Sergeant Pat McGuire said the four had been detained by KFOR and UN police officers on August 2O in the village of Novo Selo, in southeastern Kosovo on the province's boundary with Serbia's tense Presevo Valley area.

"The men were stopped in a black jeep which was being looked for in relation to an investigation into the disappearance of two Serbs," McGuire said.

"They were taken to Gnjilane where their details were checked on a computer database and they were found to be members of the UCPMB ... They were transferred to the US military base at Camp Bondsteel, where they are being held for questioning."

The UCPMB, the self-styled Liberation Army of Presevo, Medvedja and Bujanovac, is a rebel group based just inside Serbia fighting Serb security forces in the Presevo Valley area, home to some 70,000 ethnic Albanians and which it dubs "Eastern Kosovo."

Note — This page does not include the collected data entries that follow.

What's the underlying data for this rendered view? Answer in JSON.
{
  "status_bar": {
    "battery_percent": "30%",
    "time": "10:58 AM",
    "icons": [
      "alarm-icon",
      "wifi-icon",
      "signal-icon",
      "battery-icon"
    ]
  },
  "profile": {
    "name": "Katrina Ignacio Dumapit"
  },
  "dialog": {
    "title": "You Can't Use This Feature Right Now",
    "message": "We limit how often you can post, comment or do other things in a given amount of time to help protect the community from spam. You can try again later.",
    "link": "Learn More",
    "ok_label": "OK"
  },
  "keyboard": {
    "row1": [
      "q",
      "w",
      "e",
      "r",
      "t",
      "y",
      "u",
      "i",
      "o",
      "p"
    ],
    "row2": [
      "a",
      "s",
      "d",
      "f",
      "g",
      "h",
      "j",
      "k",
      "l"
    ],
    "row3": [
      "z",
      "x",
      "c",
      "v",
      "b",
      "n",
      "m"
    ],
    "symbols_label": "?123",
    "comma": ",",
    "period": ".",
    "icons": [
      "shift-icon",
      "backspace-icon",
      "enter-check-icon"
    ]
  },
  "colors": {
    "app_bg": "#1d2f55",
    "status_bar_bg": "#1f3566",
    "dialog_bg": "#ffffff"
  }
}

McGuire said that one of the arrested men was Shefket Musliu, a known UCPMB commander. The Kosovo Albanian dailies Zeri and Kosova Sot reported Tuesday that Musliu had been arrested along with Vullnet Ibishi and Lirim Jakupi, and a fourth UCPMB fighter.

Kosova Sot said the men were guests at a wedding and were not armed when arrested.

Two Serbs have been missing in the area around Kamenice, six miles (10 kilometres) from Novo Selo since August 12, when they set off on a tractor towards an ethnic Albanian area to buy petrol.

Gary Carrell, the UN police commander in Kosovo's southeastern region, told AFP that UN police and KFOR had been searching the area ever since without finding any trace of the missing men or their tractor.

"We've been going up there everyday and working with KFOR to search the area, but we have not found them," he said.

Serbs have regularly been the victims of ethnic violence in Kosovo since a NATO air campaign brought an end to a civil war between ethnic Albanian separatists and Belgrade's forces, and KFOR moved in to the province.

On Friday, 10 Serbian children were injured when unidentified attackers threw hand grenades into a basketball court from a passing car.

The Presevo Valley area of southern Serbia has, like Kosovo, an ethnic Albanian majority population.

The UCPMB, which is thought to be linked to separatist groups in Kosovo, has vowed to liberate the ethnic Albanians from Yugoslav rule, raising fears that fighting might spread beyond the enclave the group controls on the border.

US troops serving with KFOR announced on July 31 that they had reinforced their positions along the frontier in an attempt to stop violence spilling over into Kosovo and cut off rebel supply lines.

Major Scott Slaten, KFOR's chief spokesman, told AFP that a computer database had been set up to record the details of known UCPMB fighters.

US troops stationed on the boundary near the UCPMB's village base of Dobrosin, within a five-kilometer (three-mile) wide demilitarized zone on the Serb side of the boundary, regularly hear fighting between the group and Yugoslav security forces.